This is a classic Chinese Remainder Theorem. We know that $\begin{align*} n &\equiv 2\pmod{5}\\ n &\equiv 1\pmod{6}. \end{align*}$ By the Chinese Remainder Theorem, there is a unique number $n$ modulo $30=5\times 6$ that satisfies both equations.
We can compute it directly: $n=5q+2$ since it leaves a remainder of $2$ when divided by $5$. That means that we must have $5q+2\equiv1\pmod{6}$, which means $5q\equiv -1\equiv 5\pmod{6}$, hence $q\equiv 1\pmod{6}$. So $n=5q+2 = 5(6k+1)+2 = 30k+5+2 = 30k+7$. That is, the solution is $n\equiv 7\pmod{30}$.
Since the number must be between $20$ and $50$, the number is $37$. When divided among $7$ children, she will have $2$ candles left over.

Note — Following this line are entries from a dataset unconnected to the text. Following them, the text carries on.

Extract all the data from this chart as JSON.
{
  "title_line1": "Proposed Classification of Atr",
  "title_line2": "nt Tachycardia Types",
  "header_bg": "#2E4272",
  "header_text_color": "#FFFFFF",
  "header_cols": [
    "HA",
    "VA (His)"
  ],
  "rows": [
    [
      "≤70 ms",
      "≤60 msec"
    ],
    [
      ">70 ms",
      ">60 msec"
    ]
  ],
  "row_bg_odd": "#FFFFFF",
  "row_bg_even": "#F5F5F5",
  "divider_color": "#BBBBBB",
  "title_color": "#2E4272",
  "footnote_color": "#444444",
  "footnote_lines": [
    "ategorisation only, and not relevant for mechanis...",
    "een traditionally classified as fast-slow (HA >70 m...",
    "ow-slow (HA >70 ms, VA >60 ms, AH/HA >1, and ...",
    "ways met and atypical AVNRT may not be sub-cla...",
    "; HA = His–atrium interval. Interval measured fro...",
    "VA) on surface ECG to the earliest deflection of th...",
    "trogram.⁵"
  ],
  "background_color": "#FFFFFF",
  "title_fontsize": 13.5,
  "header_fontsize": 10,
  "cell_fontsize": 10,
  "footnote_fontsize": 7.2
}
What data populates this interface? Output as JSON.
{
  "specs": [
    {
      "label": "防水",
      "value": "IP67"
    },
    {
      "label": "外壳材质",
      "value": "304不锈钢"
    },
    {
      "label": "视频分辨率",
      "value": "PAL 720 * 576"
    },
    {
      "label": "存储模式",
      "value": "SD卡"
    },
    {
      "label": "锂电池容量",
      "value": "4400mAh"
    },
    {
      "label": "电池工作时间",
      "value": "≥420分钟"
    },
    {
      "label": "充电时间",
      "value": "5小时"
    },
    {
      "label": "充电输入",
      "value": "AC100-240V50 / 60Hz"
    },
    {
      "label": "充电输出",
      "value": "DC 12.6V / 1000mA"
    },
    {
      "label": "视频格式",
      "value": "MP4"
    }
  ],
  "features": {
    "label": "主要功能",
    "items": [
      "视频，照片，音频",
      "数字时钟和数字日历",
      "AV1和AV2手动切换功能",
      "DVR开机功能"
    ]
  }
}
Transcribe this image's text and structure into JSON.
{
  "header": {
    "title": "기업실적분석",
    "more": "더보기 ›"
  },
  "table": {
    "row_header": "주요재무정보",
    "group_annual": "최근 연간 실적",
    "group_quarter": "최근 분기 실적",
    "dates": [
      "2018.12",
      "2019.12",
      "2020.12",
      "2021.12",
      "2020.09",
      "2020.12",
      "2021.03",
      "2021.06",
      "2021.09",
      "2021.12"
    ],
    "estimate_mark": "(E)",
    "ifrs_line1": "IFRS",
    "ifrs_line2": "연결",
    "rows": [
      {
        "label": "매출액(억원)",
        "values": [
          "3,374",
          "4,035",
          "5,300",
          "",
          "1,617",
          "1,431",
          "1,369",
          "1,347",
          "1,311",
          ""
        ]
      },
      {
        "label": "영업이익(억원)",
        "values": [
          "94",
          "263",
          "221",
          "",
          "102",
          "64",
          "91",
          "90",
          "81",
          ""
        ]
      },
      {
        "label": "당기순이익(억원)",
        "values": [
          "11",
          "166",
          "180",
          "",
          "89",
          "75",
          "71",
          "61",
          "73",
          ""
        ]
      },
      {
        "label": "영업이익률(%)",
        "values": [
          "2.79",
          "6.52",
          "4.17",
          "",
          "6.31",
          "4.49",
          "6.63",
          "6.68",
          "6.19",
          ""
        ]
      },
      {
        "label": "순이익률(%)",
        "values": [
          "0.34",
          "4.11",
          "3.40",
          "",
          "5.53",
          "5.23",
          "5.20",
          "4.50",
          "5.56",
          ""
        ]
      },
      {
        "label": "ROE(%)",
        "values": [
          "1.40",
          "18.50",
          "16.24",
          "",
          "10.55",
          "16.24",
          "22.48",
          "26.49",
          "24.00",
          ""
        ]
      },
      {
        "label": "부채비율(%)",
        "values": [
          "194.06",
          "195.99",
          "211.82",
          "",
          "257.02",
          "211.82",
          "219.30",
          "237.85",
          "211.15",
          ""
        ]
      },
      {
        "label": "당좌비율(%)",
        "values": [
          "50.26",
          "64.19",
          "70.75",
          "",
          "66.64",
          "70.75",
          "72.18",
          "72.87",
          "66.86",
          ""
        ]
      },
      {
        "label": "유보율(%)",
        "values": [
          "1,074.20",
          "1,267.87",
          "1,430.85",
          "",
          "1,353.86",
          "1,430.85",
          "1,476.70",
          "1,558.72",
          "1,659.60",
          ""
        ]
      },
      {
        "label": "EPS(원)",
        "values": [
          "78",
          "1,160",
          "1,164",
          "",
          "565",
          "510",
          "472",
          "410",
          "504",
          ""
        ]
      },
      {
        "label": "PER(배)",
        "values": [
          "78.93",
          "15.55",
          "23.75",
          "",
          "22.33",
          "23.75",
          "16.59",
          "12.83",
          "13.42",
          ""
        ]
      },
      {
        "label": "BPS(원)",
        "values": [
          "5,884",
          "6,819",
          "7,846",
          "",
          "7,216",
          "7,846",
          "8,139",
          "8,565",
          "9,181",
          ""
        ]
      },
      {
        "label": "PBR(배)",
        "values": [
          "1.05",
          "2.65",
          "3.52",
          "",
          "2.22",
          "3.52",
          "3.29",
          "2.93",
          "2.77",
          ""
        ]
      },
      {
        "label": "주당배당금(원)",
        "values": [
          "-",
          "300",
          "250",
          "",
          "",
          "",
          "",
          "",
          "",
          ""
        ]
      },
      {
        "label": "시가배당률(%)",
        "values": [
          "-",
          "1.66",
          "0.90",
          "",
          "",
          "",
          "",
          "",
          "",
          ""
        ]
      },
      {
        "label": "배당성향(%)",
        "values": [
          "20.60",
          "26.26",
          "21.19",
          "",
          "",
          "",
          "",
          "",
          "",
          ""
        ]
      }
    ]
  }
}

If you must avoid congruences (really, you are only avoiding them explicitly, shoving them "under the carpet"), $n$ must be of the form $6k+1$. We can rewrite this as $n=6k+1 = 5k + (k+1)$. Since, when $n$ is divided by $5$ the remainder is $2$, that means that when we divide $k+1$ by $5$ the remainder is $2$. Therefore, the remainder when dividing $k$ by $5$ must be $1$ (so that the remainder of $k+1$ will be $1+1=2$), so $k=5r+1$. So $n=6k+1 = 6(5r+1)+1 = 30r+7$, and we are back in what we had above.